First, sharing her experience on “The Masked Dancer,” she said that last year “was kind of a bust. This opportunity came along… My gut reaction was to say no because I have never done anything like that before and then I lost my grandma around the same time. She was a really great influence on my life. She was all about fun, and living, and living life to the fullest, and passion, and I just thought, ‘She would love this. I’m going to do this. Why not?’”
The mother of three loved the experience, despite not having any dance experience. “I’m like in the movie, ‘Hitch’ with Will Smith. He’s like, ‘Stay right here, this is home base, six inches back and forth.’ That’s my dance move.”
She went on, “So fun, it gave me such an appreciation for everyone behind the scenes... They wanted me to do my best and walk away having a really positive experience. The saddest part of it was saying goodbye to everyone.”
At first, the 33-year-old was disappointed to be voted off the FOX show. “I had to pep talk myself into it. When they unmasked me, I was like, ‘Oh, darn, I tried so hard.’ Then I watched the other episodes and I was like ‘Yeah, yeah, that makes sense.’”

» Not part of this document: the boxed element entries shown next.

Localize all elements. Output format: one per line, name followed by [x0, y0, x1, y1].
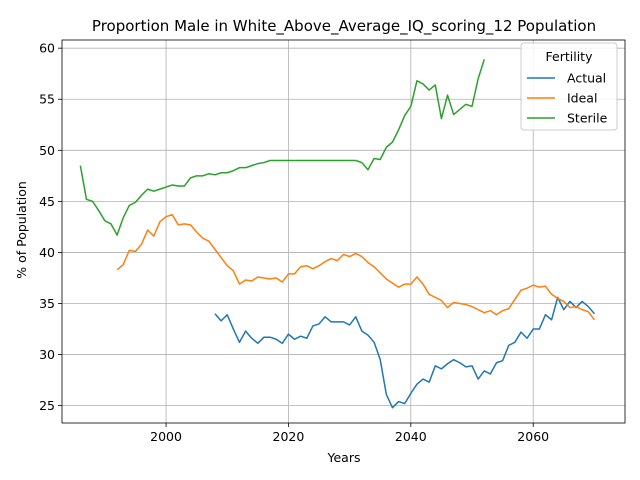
chart-title: Proportion Male in White_Above_Average_I…	[92, 17, 596, 36]
legend-label-ideal: Ideal	[567, 91, 597, 106]
y-tick-label: 55	[39, 92, 55, 107]
x-tick-label: 2060	[517, 429, 549, 444]
x-tick-label: 2000	[150, 429, 182, 444]
legend: Fertility Actual Ideal Sterile	[521, 43, 617, 130]
y-tick-label: 50	[39, 143, 55, 158]
y-tick-label: 25	[39, 398, 55, 413]
x-axis-label: Years	[327, 450, 361, 465]
y-tick-label: 30	[39, 347, 55, 362]
y-tick-label: 60	[39, 41, 55, 56]
legend-title: Fertility	[546, 49, 594, 64]
y-tick-label: 40	[39, 245, 55, 260]
y-axis-label: % of Population	[14, 181, 29, 279]
y-tick-label: 35	[39, 296, 55, 311]
legend-label-actual: Actual	[567, 71, 606, 86]
x-tick-label: 2020	[273, 429, 305, 444]
legend-entries: Actual Ideal Sterile	[527, 71, 608, 126]
x-tick-label: 2040	[395, 429, 427, 444]
y-tick-label: 45	[39, 194, 55, 209]
legend-label-sterile: Sterile	[567, 111, 608, 126]
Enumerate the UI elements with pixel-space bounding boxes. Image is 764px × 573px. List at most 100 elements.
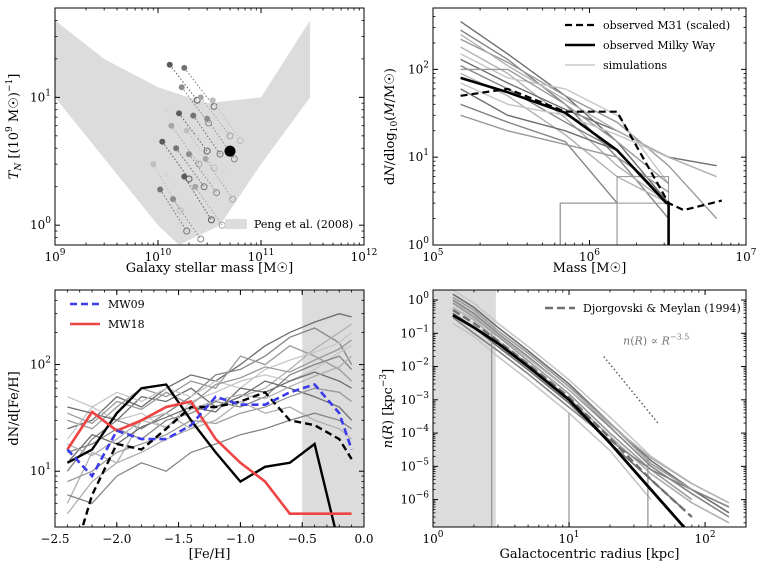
sim-point-open: [230, 155, 238, 163]
sim-point-filled: [159, 138, 166, 145]
sim-point-open: [200, 183, 208, 191]
y-tick-label: 102: [408, 60, 429, 76]
x-tick-label: 100: [422, 530, 443, 546]
panel-radial-profile: n(R) ∝ R−3.5 100 101 102 10−6 10−5 10−4 10−3 10−…: [379, 289, 747, 562]
y-tick-label: 100: [408, 236, 429, 252]
sim-point-filled: [209, 97, 216, 104]
y-axis-label: TN [(109 M☉)−1]: [5, 74, 24, 180]
observed-mw-line: [460, 76, 670, 245]
x-axis-label: Mass [M☉]: [553, 261, 627, 276]
x-tick-label: 1010: [145, 248, 172, 264]
sim-connector: [186, 130, 215, 169]
sim-connector: [178, 113, 208, 152]
sim-line: [460, 72, 669, 204]
mw09-line: [66, 383, 353, 479]
mw18-line: [66, 400, 352, 515]
sim-point-open: [176, 207, 184, 215]
x-tick-label: −1.0: [226, 532, 255, 546]
legend-label-m31: observed M31 (scaled): [603, 19, 730, 32]
sim-line: [67, 345, 353, 430]
y-tick-label: 100: [408, 291, 429, 307]
sim-line: [452, 300, 730, 504]
sim-point-filled: [202, 155, 209, 162]
sim-point-open: [197, 235, 205, 243]
x-axis-label: Galaxy stellar mass [M☉]: [126, 261, 294, 276]
sim-line: [67, 355, 353, 457]
sim-line: [460, 103, 618, 204]
sim-point-filled: [168, 122, 175, 129]
sim-line: [67, 355, 353, 454]
sim-point-open: [226, 132, 234, 140]
sim-connector: [212, 99, 241, 141]
sim-point-filled: [190, 112, 197, 119]
sim-point-open: [195, 160, 203, 168]
sim-connector: [192, 115, 221, 155]
x-tick-label: −2.5: [40, 532, 69, 546]
peng-band: [55, 8, 311, 245]
sim-connector: [161, 141, 190, 180]
sim-point-filled: [181, 64, 188, 71]
sim-line: [452, 293, 730, 514]
sim-connector: [206, 118, 235, 160]
sim-line: [460, 58, 717, 167]
sim-point-open: [216, 150, 224, 158]
axes-frame: [54, 289, 365, 528]
x-tick-label: 101: [559, 530, 580, 546]
sim-line: [452, 290, 693, 485]
sim-connector: [188, 153, 217, 193]
legend-swatch-peng: [225, 219, 247, 229]
legend-label-sims: simulations: [603, 59, 667, 72]
sim-connector: [172, 198, 202, 240]
panel-mass-function: 105 106 107 100 101 102 Mass [M☉] dN/dlog10(M/M…: [383, 7, 757, 276]
sim-line: [460, 68, 670, 185]
x-tick-label: −2.0: [102, 532, 131, 546]
sim-line: [452, 296, 693, 491]
milky-way-point: [224, 145, 236, 157]
sim-connector: [171, 125, 200, 165]
x-tick-label: 102: [695, 530, 716, 546]
y-tick-label: 10−1: [400, 324, 429, 340]
y-tick-label: 101: [30, 88, 51, 104]
sim-step: [559, 202, 670, 245]
sim-point-filled: [157, 186, 164, 193]
sim-line: [66, 400, 353, 515]
sim-connector: [165, 174, 194, 216]
sim-point-open: [220, 170, 228, 178]
y-axis-label: n(R) [kpc−3]: [379, 369, 396, 448]
sim-point-open: [213, 189, 221, 197]
legend-label-mw: observed Milky Way: [603, 39, 716, 52]
y-tick-label: 10−2: [400, 358, 429, 374]
sim-connector: [169, 64, 198, 101]
sim-line: [452, 316, 730, 508]
sim-connector: [165, 109, 194, 146]
x-tick-label: 106: [579, 248, 600, 264]
observed-mw-line: [66, 383, 336, 527]
sim-connector: [183, 67, 215, 107]
sim-point-open: [203, 147, 211, 155]
djorgovski-line: [452, 308, 693, 518]
powerlaw-label: n(R) ∝ R−3.5: [623, 333, 689, 348]
sim-point-filled: [150, 161, 157, 168]
x-tick-label: 105: [422, 248, 443, 264]
observed-m31-line: [460, 87, 723, 212]
y-tick-label: 10−4: [400, 424, 429, 440]
sim-point-filled: [204, 115, 211, 122]
plot-area: [460, 21, 723, 245]
sim-point-filled: [186, 151, 193, 158]
sim-point-open: [236, 136, 244, 144]
sim-connector: [200, 97, 231, 137]
sim-point-open: [189, 211, 197, 219]
sim-line: [452, 302, 693, 501]
sim-point-open: [189, 142, 197, 150]
sim-connector: [183, 176, 212, 221]
x-axis-label: Galactocentric radius [kpc]: [500, 547, 680, 562]
observed-m31-line: [81, 390, 353, 527]
sim-line: [460, 38, 718, 220]
sim-line: [460, 82, 669, 158]
y-tick-label: 10−5: [400, 457, 429, 473]
sim-connector: [181, 86, 210, 124]
sim-connector: [205, 158, 234, 200]
sim-line: [67, 387, 352, 483]
plot-area: [66, 290, 364, 527]
sim-line: [67, 412, 352, 505]
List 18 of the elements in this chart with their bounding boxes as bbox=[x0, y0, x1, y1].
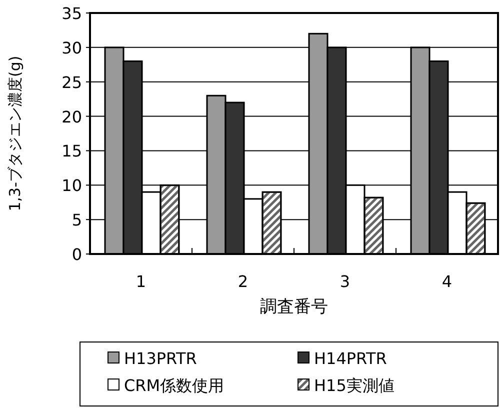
x-tick-label: 4 bbox=[442, 272, 452, 291]
y-tick-label: 0 bbox=[72, 245, 82, 264]
y-tick-label: 35 bbox=[62, 4, 82, 23]
y-tick-label: 25 bbox=[62, 72, 82, 92]
legend-label: CRM係数使用 bbox=[124, 376, 224, 395]
y-axis-title: 1,3-ブタジエン濃度(g) bbox=[6, 56, 24, 212]
y-tick-label: 30 bbox=[62, 38, 82, 58]
legend-label: H15実測値 bbox=[314, 376, 394, 395]
x-tick-label: 1 bbox=[136, 272, 146, 291]
y-tick-label: 10 bbox=[62, 176, 82, 196]
legend-label: H14PRTR bbox=[314, 349, 387, 368]
y-tick-label: 20 bbox=[62, 107, 82, 126]
x-tick-label: 2 bbox=[238, 272, 248, 291]
x-axis-title: 調査番号 bbox=[260, 297, 328, 317]
legend-label: H13PRTR bbox=[124, 349, 197, 368]
x-tick-label: 3 bbox=[340, 272, 350, 291]
y-tick-label: 5 bbox=[72, 210, 82, 230]
y-tick-label: 15 bbox=[62, 142, 82, 161]
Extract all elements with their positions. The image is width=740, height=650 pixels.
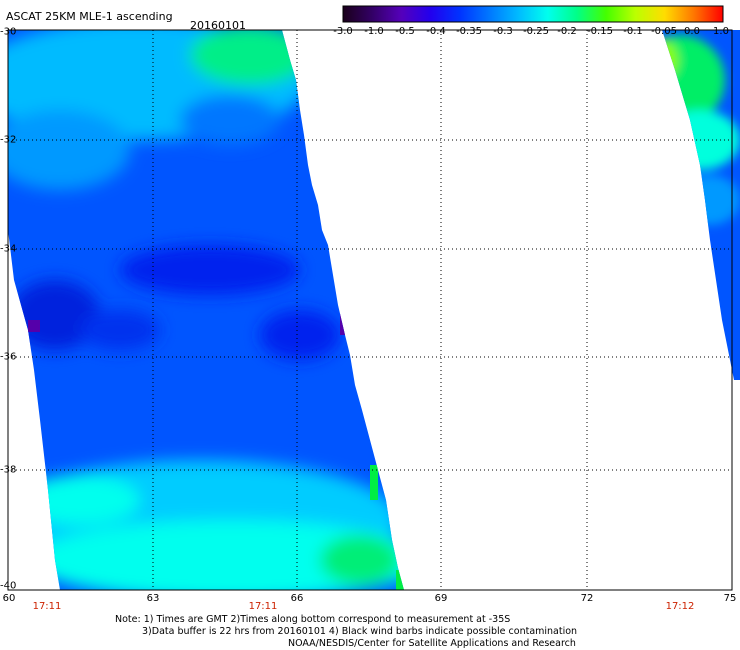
- colorbar-label: -0.1: [623, 26, 643, 37]
- colorbar-label: 0.0: [684, 26, 700, 37]
- green-edge-patch-2: [396, 570, 404, 590]
- lon-label: 66: [290, 593, 304, 604]
- lon-label: 63: [146, 593, 160, 604]
- time-label: 17:12: [665, 601, 695, 612]
- lat-label: -38: [0, 464, 17, 476]
- time-label: 17:11: [32, 601, 62, 612]
- lat-label: -40: [0, 580, 17, 592]
- colorbar-label: -0.05: [651, 26, 677, 37]
- colorbar-label: 1.0: [713, 26, 729, 37]
- indigo-patch: [682, 212, 692, 247]
- left-swath: [8, 30, 404, 590]
- colorbar-label: -0.35: [456, 26, 482, 37]
- green-edge-patch: [370, 465, 378, 500]
- colorbar-label: -3.0: [333, 26, 353, 37]
- map-frame: [7, 29, 733, 591]
- colorbar-label: -0.3: [493, 26, 513, 37]
- chart-title: ASCAT 25KM MLE-1 ascending: [6, 10, 173, 23]
- note-line-1: Note: 1) Times are GMT 2)Times along bot…: [115, 614, 511, 625]
- yellow-patch: [646, 62, 654, 82]
- colorbar-label: -0.4: [426, 26, 446, 37]
- orange-patch: [638, 62, 646, 87]
- colorbar-label: -0.15: [587, 26, 613, 37]
- note-line-3: NOAA/NESDIS/Center for Satellite Applica…: [288, 638, 576, 649]
- colorbar-label: -0.25: [523, 26, 549, 37]
- right-swath: [630, 30, 740, 380]
- violet-patch: [340, 305, 348, 335]
- colorbar-label: -0.5: [395, 26, 415, 37]
- colorbar: [342, 5, 724, 23]
- lat-label: -36: [0, 351, 17, 363]
- violet-patch-2: [28, 320, 40, 332]
- chart-date: 20160101: [190, 19, 246, 32]
- lon-label: 60: [2, 593, 16, 604]
- lat-label: -34: [0, 243, 17, 255]
- lat-label: -30: [0, 26, 17, 38]
- note-line-2: 3)Data buffer is 22 hrs from 20160101 4)…: [142, 626, 578, 637]
- colorbar-label: -1.0: [364, 26, 384, 37]
- lon-label: 75: [723, 593, 737, 604]
- gridlines: [8, 30, 732, 590]
- lon-label: 72: [580, 593, 594, 604]
- time-label: 17:11: [248, 601, 278, 612]
- lon-label: 69: [434, 593, 448, 604]
- lat-label: -32: [0, 134, 17, 146]
- colorbar-strip: [342, 5, 724, 23]
- colorbar-label: -0.2: [557, 26, 577, 37]
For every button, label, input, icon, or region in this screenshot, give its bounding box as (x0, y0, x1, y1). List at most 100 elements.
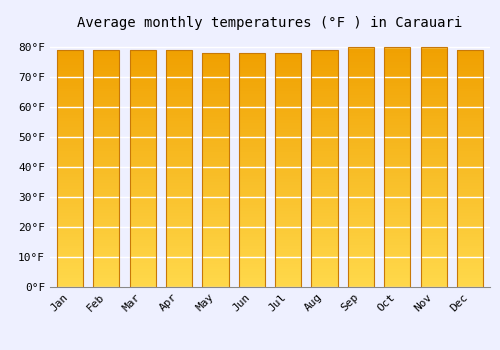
Bar (348, 203, 374, 206)
Bar (238, 229, 265, 231)
Bar (57, 56, 83, 59)
Bar (238, 240, 265, 243)
Bar (348, 209, 374, 212)
Bar (238, 211, 265, 214)
Bar (275, 68, 301, 71)
Bar (202, 188, 228, 190)
Bar (202, 270, 228, 272)
Bar (238, 53, 265, 287)
Bar (457, 180, 483, 183)
Bar (130, 100, 156, 103)
Bar (94, 62, 120, 65)
Bar (130, 275, 156, 278)
Bar (275, 173, 301, 176)
Bar (384, 215, 410, 218)
Bar (457, 210, 483, 213)
Bar (166, 103, 192, 106)
Bar (94, 68, 120, 71)
Bar (275, 243, 301, 246)
Bar (130, 133, 156, 136)
Bar (94, 50, 120, 287)
Bar (420, 257, 446, 260)
Bar (130, 166, 156, 168)
Bar (420, 140, 446, 143)
Bar (166, 192, 192, 195)
Bar (420, 83, 446, 86)
Bar (275, 112, 301, 114)
Bar (348, 104, 374, 107)
Bar (238, 173, 265, 176)
Bar (238, 246, 265, 249)
Bar (166, 136, 192, 139)
Bar (57, 139, 83, 142)
Bar (130, 162, 156, 166)
Bar (312, 103, 338, 106)
Bar (348, 266, 374, 269)
Bar (275, 103, 301, 106)
Bar (312, 213, 338, 216)
Bar (312, 65, 338, 68)
Bar (130, 91, 156, 95)
Bar (348, 56, 374, 59)
Bar (420, 68, 446, 71)
Bar (166, 85, 192, 89)
Bar (238, 167, 265, 170)
Bar (130, 213, 156, 216)
Bar (130, 228, 156, 231)
Bar (420, 245, 446, 248)
Bar (312, 180, 338, 183)
Bar (94, 94, 120, 97)
Bar (384, 62, 410, 65)
Bar (457, 83, 483, 85)
Bar (348, 197, 374, 200)
Bar (348, 62, 374, 65)
Bar (312, 142, 338, 145)
Bar (57, 115, 83, 118)
Bar (457, 189, 483, 192)
Bar (420, 164, 446, 167)
Bar (275, 147, 301, 149)
Bar (384, 206, 410, 209)
Bar (94, 53, 120, 56)
Bar (57, 62, 83, 65)
Bar (275, 202, 301, 205)
Bar (420, 260, 446, 263)
Bar (130, 50, 156, 53)
Bar (420, 125, 446, 128)
Bar (202, 264, 228, 267)
Bar (384, 119, 410, 122)
Bar (57, 80, 83, 83)
Bar (202, 126, 228, 129)
Bar (457, 243, 483, 246)
Bar (130, 186, 156, 189)
Bar (420, 149, 446, 152)
Bar (94, 85, 120, 89)
Bar (275, 135, 301, 138)
Bar (420, 77, 446, 80)
Bar (457, 172, 483, 174)
Bar (348, 155, 374, 158)
Bar (94, 151, 120, 154)
Bar (420, 47, 446, 287)
Bar (94, 145, 120, 148)
Bar (94, 204, 120, 207)
Bar (202, 56, 228, 59)
Bar (166, 160, 192, 162)
Bar (57, 65, 83, 68)
Bar (202, 161, 228, 164)
Bar (384, 266, 410, 269)
Bar (57, 195, 83, 198)
Bar (94, 266, 120, 269)
Bar (166, 269, 192, 272)
Bar (312, 186, 338, 189)
Title: Average monthly temperatures (°F ) in Carauari: Average monthly temperatures (°F ) in Ca… (78, 16, 462, 30)
Bar (166, 180, 192, 183)
Bar (238, 56, 265, 59)
Bar (312, 68, 338, 71)
Bar (166, 174, 192, 177)
Bar (457, 115, 483, 118)
Bar (57, 225, 83, 228)
Bar (420, 272, 446, 275)
Bar (166, 162, 192, 166)
Bar (130, 240, 156, 243)
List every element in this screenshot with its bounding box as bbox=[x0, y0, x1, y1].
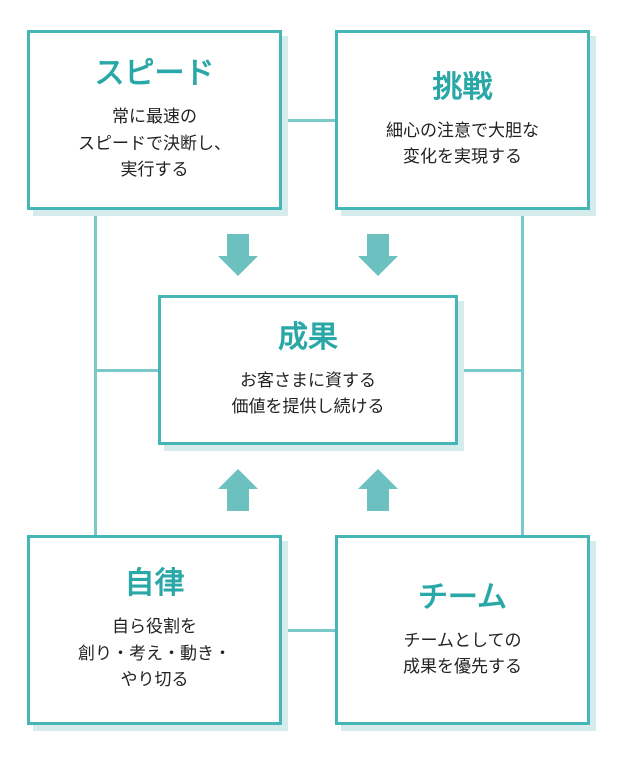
connector-top-h bbox=[282, 119, 335, 122]
arrow-arrow-bl bbox=[218, 469, 258, 511]
node-challenge: 挑戦細心の注意で大胆な 変化を実現する bbox=[335, 30, 590, 210]
diagram-canvas: スピード常に最速の スピードで決断し、 実行する挑戦細心の注意で大胆な 変化を実… bbox=[0, 0, 625, 760]
connector-left-into bbox=[95, 369, 158, 372]
arrow-arrow-tl bbox=[218, 234, 258, 276]
connector-right-into bbox=[458, 369, 522, 372]
arrow-arrow-tr bbox=[358, 234, 398, 276]
node-result: 成果お客さまに資する 価値を提供し続ける bbox=[158, 295, 458, 445]
node-speed-title: スピード bbox=[95, 56, 215, 92]
node-team: チームチームとしての 成果を優先する bbox=[335, 535, 590, 725]
node-autonomy-desc: 自ら役割を 創り・考え・動き・ やり切る bbox=[78, 614, 231, 693]
node-challenge-title: 挑戦 bbox=[433, 70, 493, 106]
arrow-arrow-br bbox=[358, 469, 398, 511]
node-autonomy: 自律自ら役割を 創り・考え・動き・ やり切る bbox=[27, 535, 282, 725]
node-team-desc: チームとしての 成果を優先する bbox=[403, 628, 522, 681]
node-challenge-desc: 細心の注意で大胆な 変化を実現する bbox=[386, 118, 539, 171]
connector-left-v bbox=[94, 210, 97, 535]
node-autonomy-title: 自律 bbox=[125, 566, 185, 602]
connector-right-v bbox=[521, 210, 524, 535]
node-result-desc: お客さまに資する 価値を提供し続ける bbox=[232, 368, 385, 421]
node-speed-desc: 常に最速の スピードで決断し、 実行する bbox=[78, 104, 231, 183]
node-speed: スピード常に最速の スピードで決断し、 実行する bbox=[27, 30, 282, 210]
node-result-title: 成果 bbox=[278, 320, 338, 356]
node-team-title: チーム bbox=[418, 580, 507, 616]
connector-bottom-h bbox=[282, 629, 335, 632]
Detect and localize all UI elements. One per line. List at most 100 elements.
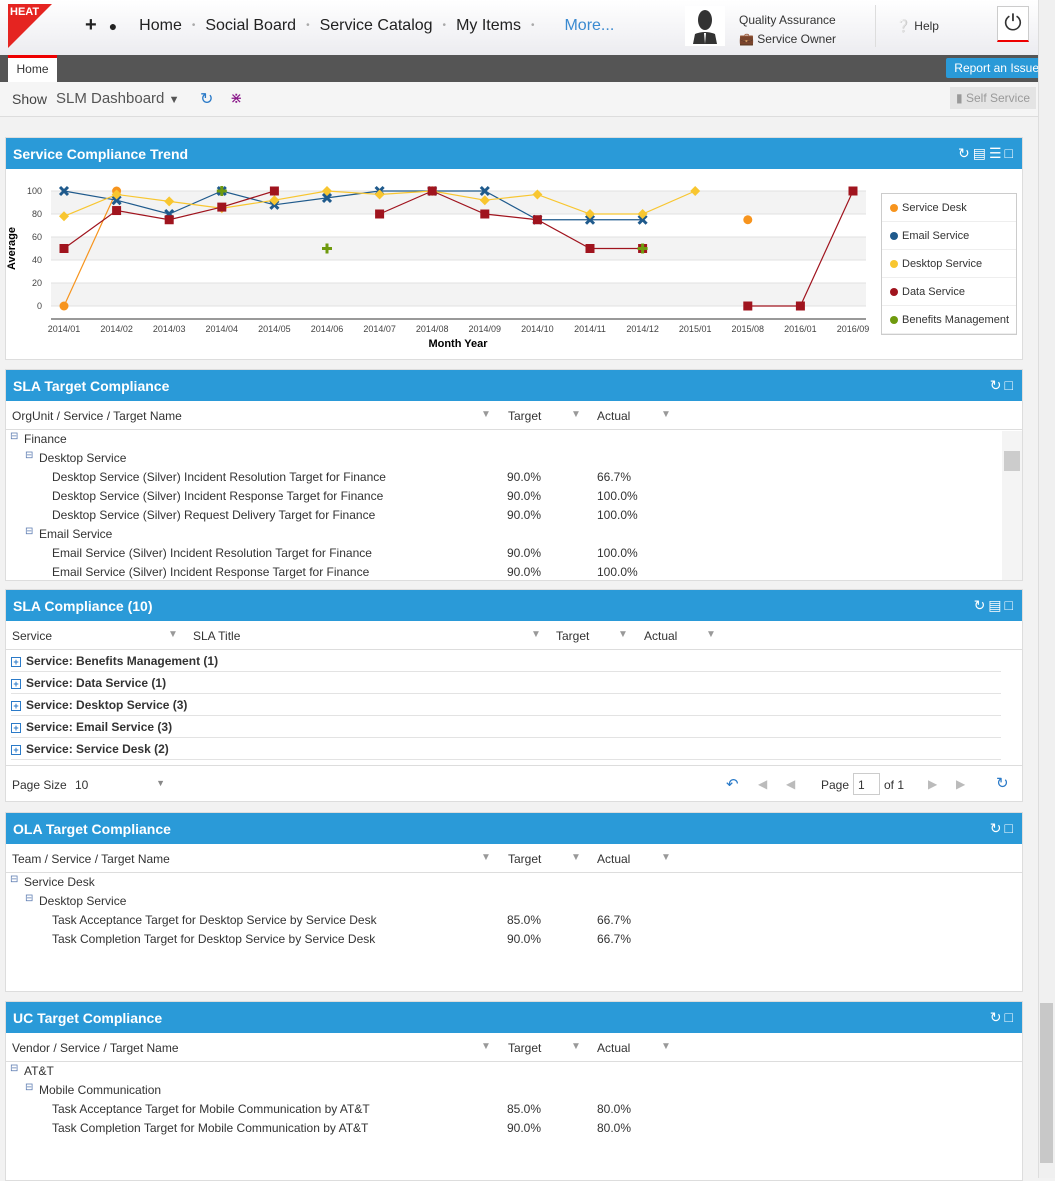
data-point[interactable] xyxy=(164,215,174,225)
data-point[interactable] xyxy=(743,215,753,225)
data-point[interactable] xyxy=(480,209,490,219)
group-row[interactable]: + Service: Benefits Management (1) xyxy=(11,650,1001,672)
data-point[interactable] xyxy=(532,189,543,200)
split-layout-icon[interactable]: ⋇ xyxy=(230,90,243,107)
column-header-actual[interactable]: Actual xyxy=(644,629,678,643)
nav-more[interactable]: More... xyxy=(564,16,615,34)
data-point[interactable] xyxy=(374,189,385,200)
tree-node-label[interactable]: Mobile Communication xyxy=(39,1083,162,1097)
filter-icon[interactable]: ▼ xyxy=(661,409,671,420)
tab-home[interactable]: Home xyxy=(8,55,57,82)
maximize-icon[interactable]: □ xyxy=(1004,597,1016,613)
user-avatar-icon[interactable] xyxy=(685,6,725,46)
tree-node-label[interactable]: Finance xyxy=(24,432,67,446)
data-point[interactable] xyxy=(269,186,279,196)
refresh-icon[interactable]: ↻ xyxy=(989,377,1005,393)
expand-icon[interactable]: + xyxy=(11,679,21,689)
nav-service-catalog[interactable]: Service Catalog xyxy=(319,16,433,34)
tree-node-label[interactable]: Email Service xyxy=(39,527,113,541)
maximize-icon[interactable]: □ xyxy=(1004,377,1016,393)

Elizabeth admitted dancing in front of a live audience was nerve-wracking, but said she loved her costume. “I had the most beautiful costume… It was stunning.”
Now it is back to her activism work with the Elizabeth Smart Foundation. Smart said, “We are working on quite a few things. We have our SmartDefense program… We have a campaign I love so much. It’s called a We Believe You campaign… It’s trying to help spread awareness, and education and really try to help people think twice before responding to someone who discloses abuse.”
Plus, she has “Elizabeth Smart: Finding Justice” on Lifetime. Smart said, “I have been able to interview other victims and survivors… It has been a huge privilege for me because I think it is important to share stories because that’s how we change culture.”
Her own experience, going back to the scene where she was held captive, motivated her. “I remember my parents the whole time were like, ‘Are you okay? Are you worried? Was it hard for your to come back here?’ I finally said, ‘No, I feel triumphant… Nothing bad, nothing like what happened to me can ever happen here again. It’s no longer a secret.’ I hope that’s how each of these survivors walk away feeling.”